Certo ma anche pubblicamente accade, altroché! Ma lo trovo non soltanto normale ma anche sano. Spesso ci vergogniamo delle nostre sofferenze e delle nostre fragilità, quando sono proprio questi aspetti
a renderci umani e, se vogliamo, speciali. Nessuno cancellerà mai questo dolore ma questo dolore si può trasformare in altro: in malinconia, in nostalgia anche in un velo di tristezza che ogni tanto fa capolino sul volto. La migliore cura però è la vita. E mia madre mi ha insegnato a vivere liberamente e a pieni polmoni.

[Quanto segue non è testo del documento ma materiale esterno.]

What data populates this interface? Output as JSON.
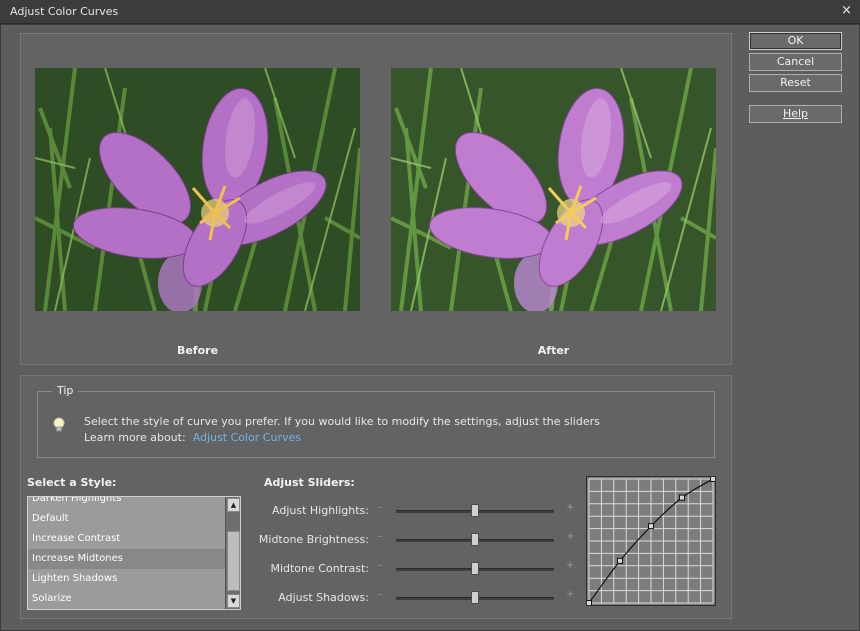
{
  "window": {
    "title": "Adjust Color Curves",
    "close_glyph": "×"
  },
  "buttons": {
    "ok": "OK",
    "cancel": "Cancel",
    "reset": "Reset",
    "help": "Help"
  },
  "preview": {
    "before_label": "Before",
    "after_label": "After"
  },
  "tip": {
    "legend": "Tip",
    "line1": "Select the style of curve you prefer. If you would like to modify the settings, adjust the sliders",
    "line2_prefix": "Learn more about:",
    "link": "Adjust Color Curves"
  },
  "styles": {
    "label": "Select a Style:",
    "items": [
      "Darken Highlights",
      "Default",
      "Increase Contrast",
      "Increase Midtones",
      "Lighten Shadows",
      "Solarize"
    ],
    "selected": "Increase Midtones"
  },
  "sliders": {
    "label": "Adjust Sliders:",
    "minus": "–",
    "plus": "+",
    "items": [
      {
        "name": "Adjust Highlights:",
        "value": 0.5
      },
      {
        "name": "Midtone Brightness:",
        "value": 0.5
      },
      {
        "name": "Midtone Contrast:",
        "value": 0.5
      },
      {
        "name": "Adjust Shadows:",
        "value": 0.5
      }
    ]
  },
  "curve": {
    "grid_divisions": 10,
    "points": [
      [
        0,
        0
      ],
      [
        0.25,
        0.34
      ],
      [
        0.5,
        0.62
      ],
      [
        0.75,
        0.85
      ],
      [
        1,
        1
      ]
    ]
  },
  "colors": {
    "background": "#5d5d5d",
    "panel": "#636363",
    "link": "#6fb4ea",
    "petal": "#b76fc4",
    "grass": "#3c6a2a"
  }
}
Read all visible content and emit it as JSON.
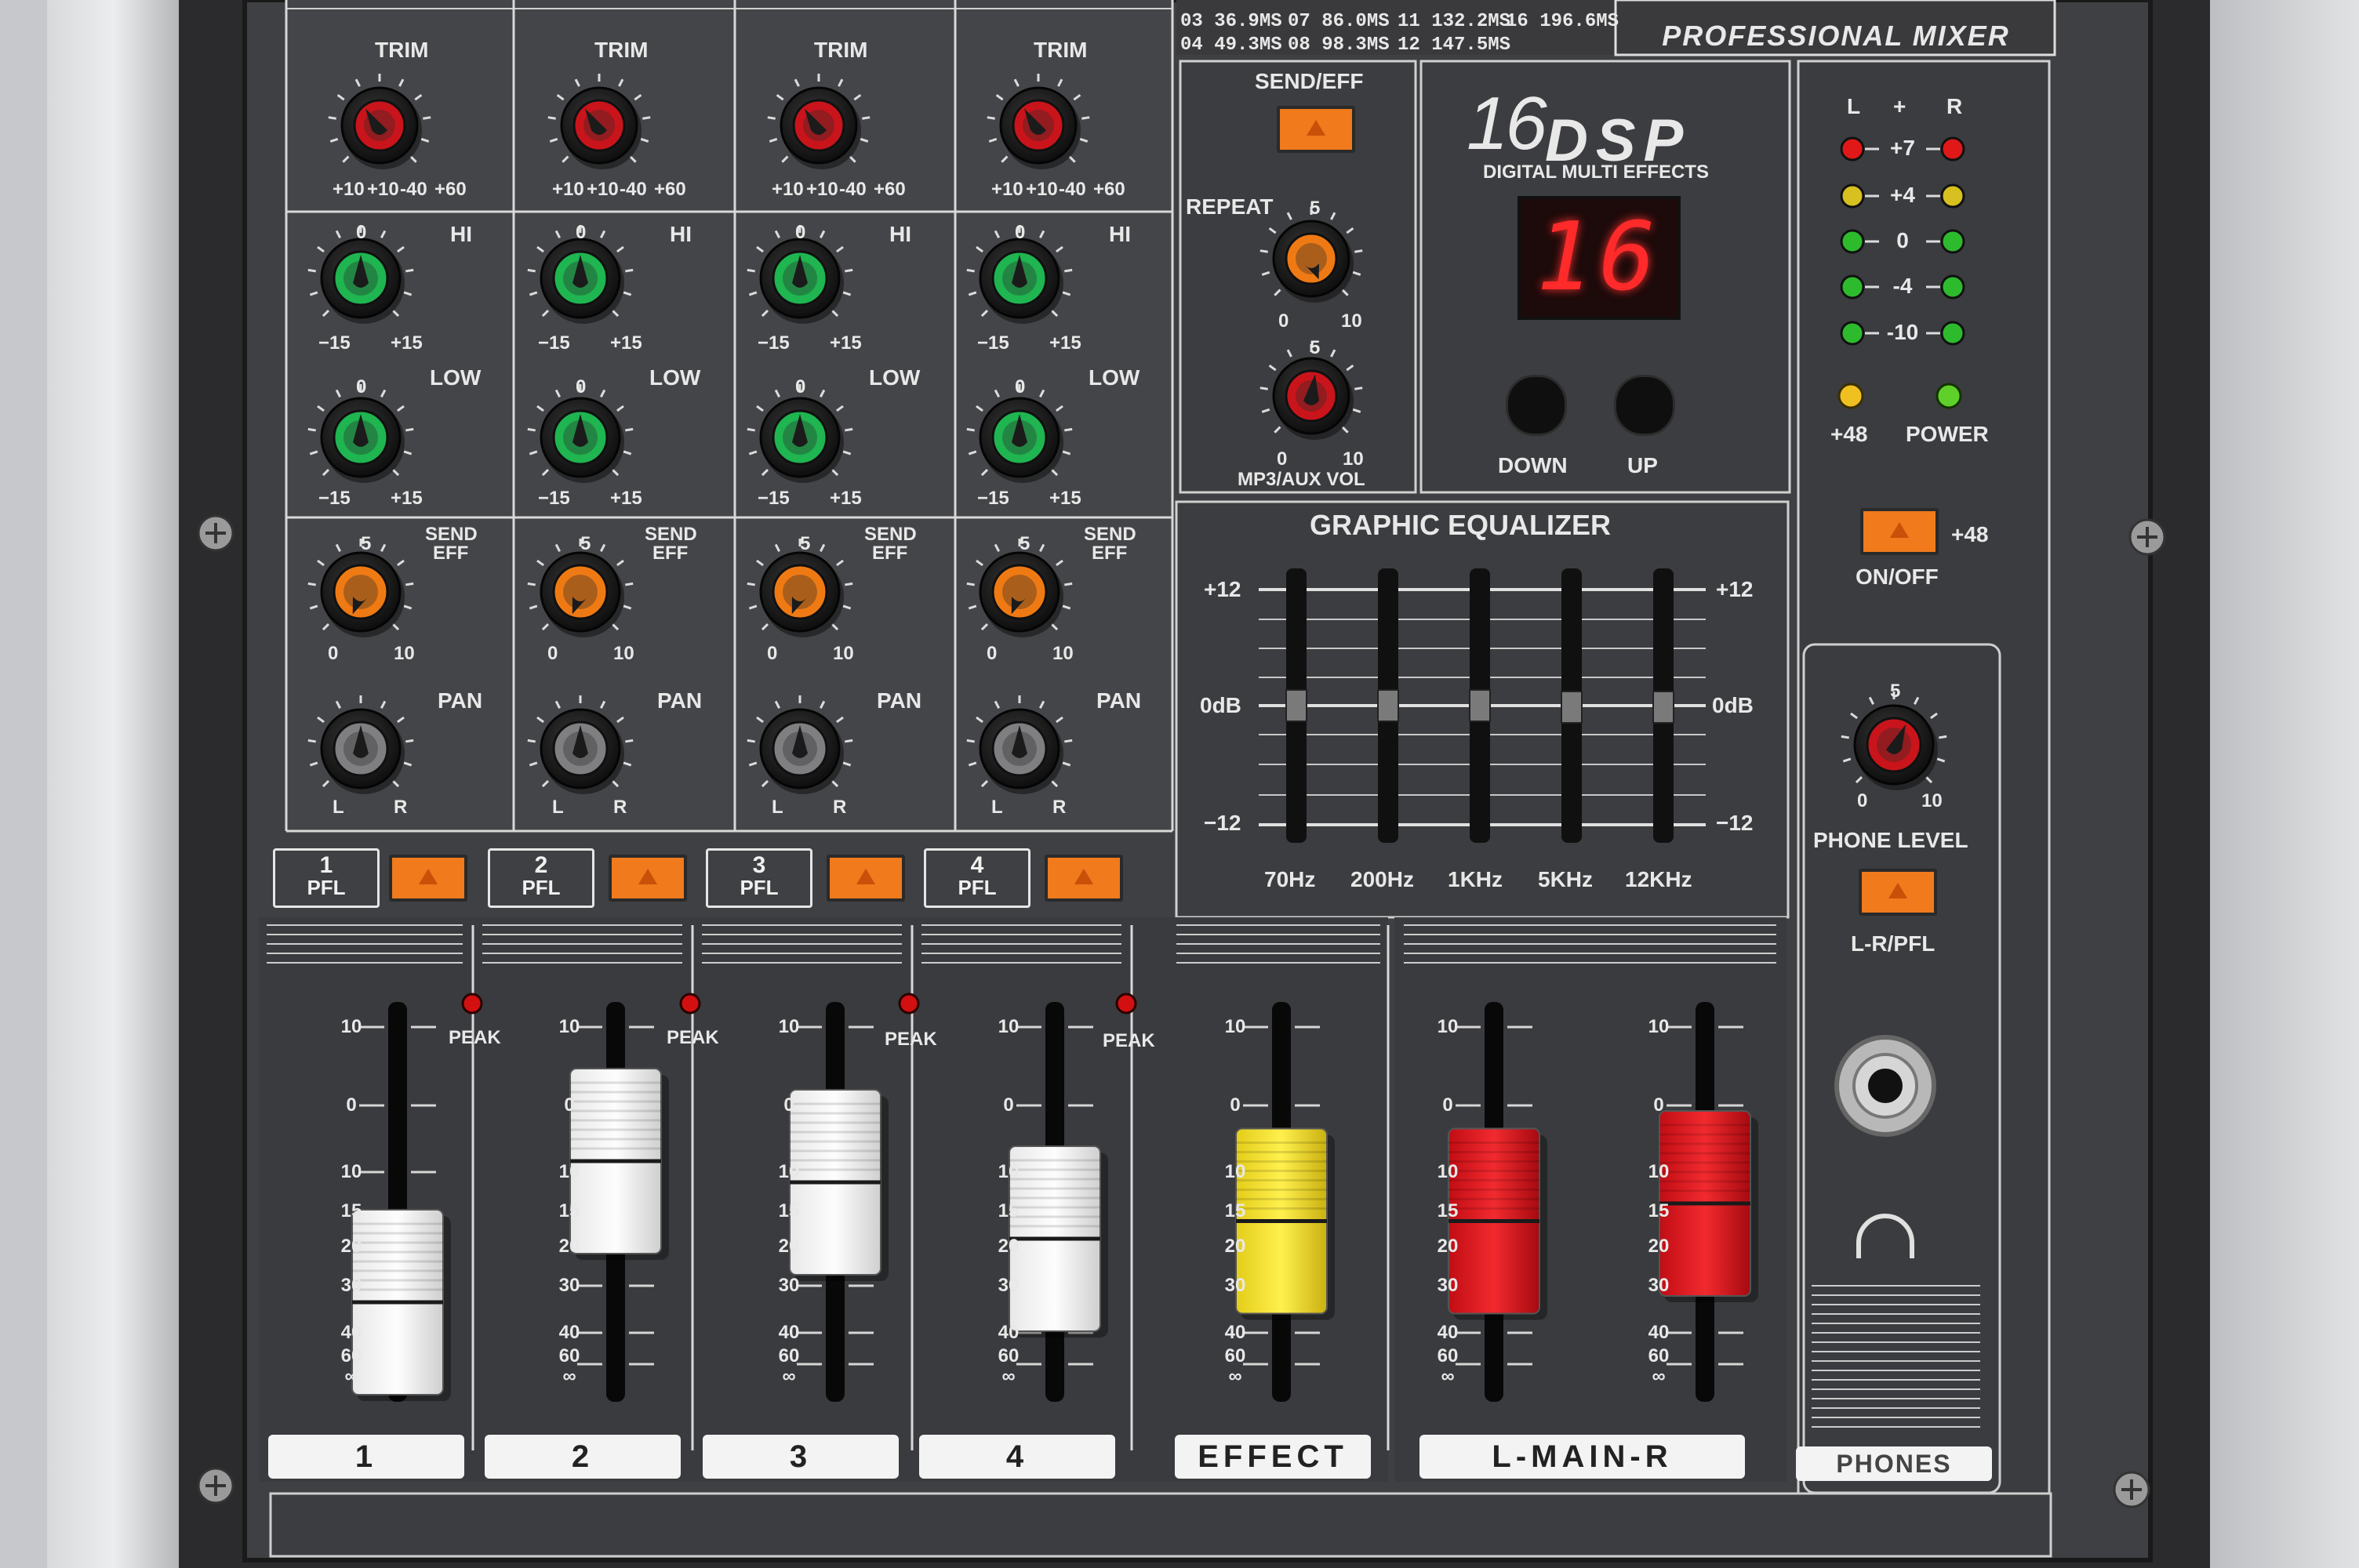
{
  "brand": {
    "product": "PROFESSIONAL MIXER",
    "dsp_number": "16",
    "dsp_word": "DSP",
    "dsp_sub": "DIGITAL MULTI EFFECTS"
  },
  "effect_table_partial": [
    "03 36.9MS",
    "07 86.0MS",
    "11 132.2MS",
    "16 196.6MS",
    "04 49.3MS",
    "08 98.3MS",
    "12 147.5MS"
  ],
  "channels": [
    {
      "number": "1",
      "fader_label": "1",
      "fader_level": 0.22
    },
    {
      "number": "2",
      "fader_label": "2",
      "fader_level": 0.62
    },
    {
      "number": "3",
      "fader_label": "3",
      "fader_level": 0.56
    },
    {
      "number": "4",
      "fader_label": "4",
      "fader_level": 0.4
    }
  ],
  "channel_strip_labels": {
    "trim": "TRIM",
    "trim_scale": [
      "+10",
      "+10",
      "-40",
      "+60"
    ],
    "hi": "HI",
    "low": "LOW",
    "eq_min": "−15",
    "eq_max": "+15",
    "eq_center": "0",
    "send_eff_1": "SEND",
    "send_eff_2": "EFF",
    "send_min": "0",
    "send_mid": "5",
    "send_max": "10",
    "pan": "PAN",
    "pan_l": "L",
    "pan_r": "R",
    "pfl": "PFL",
    "peak": "PEAK"
  },
  "effects_section": {
    "send_eff": "SEND/EFF",
    "repeat": "REPEAT",
    "repeat_min": "0",
    "repeat_mid": "5",
    "repeat_max": "10",
    "mp3_vol": "MP3/AUX VOL",
    "mp3_min": "0",
    "mp3_mid": "5",
    "mp3_max": "10",
    "display_value": "16",
    "down": "DOWN",
    "up": "UP"
  },
  "meters": {
    "l": "L",
    "plus": "+",
    "r": "R",
    "levels": [
      "+7",
      "+4",
      "0",
      "-4",
      "-10"
    ],
    "phantom": "+48",
    "power": "POWER",
    "level_colors": [
      "#e01818",
      "#d8c020",
      "#2dbb2d",
      "#2dbb2d",
      "#2dbb2d"
    ]
  },
  "phantom_switch": {
    "label": "ON/OFF",
    "tag": "+48"
  },
  "graphic_eq": {
    "title": "GRAPHIC EQUALIZER",
    "top": "+12",
    "mid": "0dB",
    "bottom": "−12",
    "bands": [
      "70Hz",
      "200Hz",
      "1KHz",
      "5KHz",
      "12KHz"
    ]
  },
  "phones": {
    "level": "PHONE LEVEL",
    "level_min": "0",
    "level_mid": "5",
    "level_max": "10",
    "switch": "L-R/PFL",
    "label": "PHONES"
  },
  "fader_scale": [
    "10",
    "0",
    "10",
    "15",
    "20",
    "30",
    "40",
    "60",
    "∞"
  ],
  "master_faders": {
    "effect": {
      "label": "EFFECT",
      "level": 0.45
    },
    "main": {
      "label": "L-MAIN-R",
      "level_l": 0.45,
      "level_r": 0.5
    }
  }
}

Famosi sono i party che prepari con minuzia di particolari. Chi deve essere l’invitato ideale alle tue feste
Uno che non chiedere di essere invitato. Adesso sto preparando il party del 14 Febbraio per la riapertura di Nemea e di Muta (ex Shinto). Ci saranno ospiti molto importanti e personaggi famosi, già so che sarò travolto dalle richieste. Ma la regola è sempre la stessa: non sono obbligato ad invitare. Anche perché le scelte sugli inviti, in questo caso, avvengono sempre di concerto con i padroni di casa. Alle mie feste, invece, cerco di essere più flessibile. Ma in quel caso posso decidere in totale autonomia.
Il dolore ti è stato utile?
Se il dolore non è utile, vuol dire che hai sprecato la sofferenza.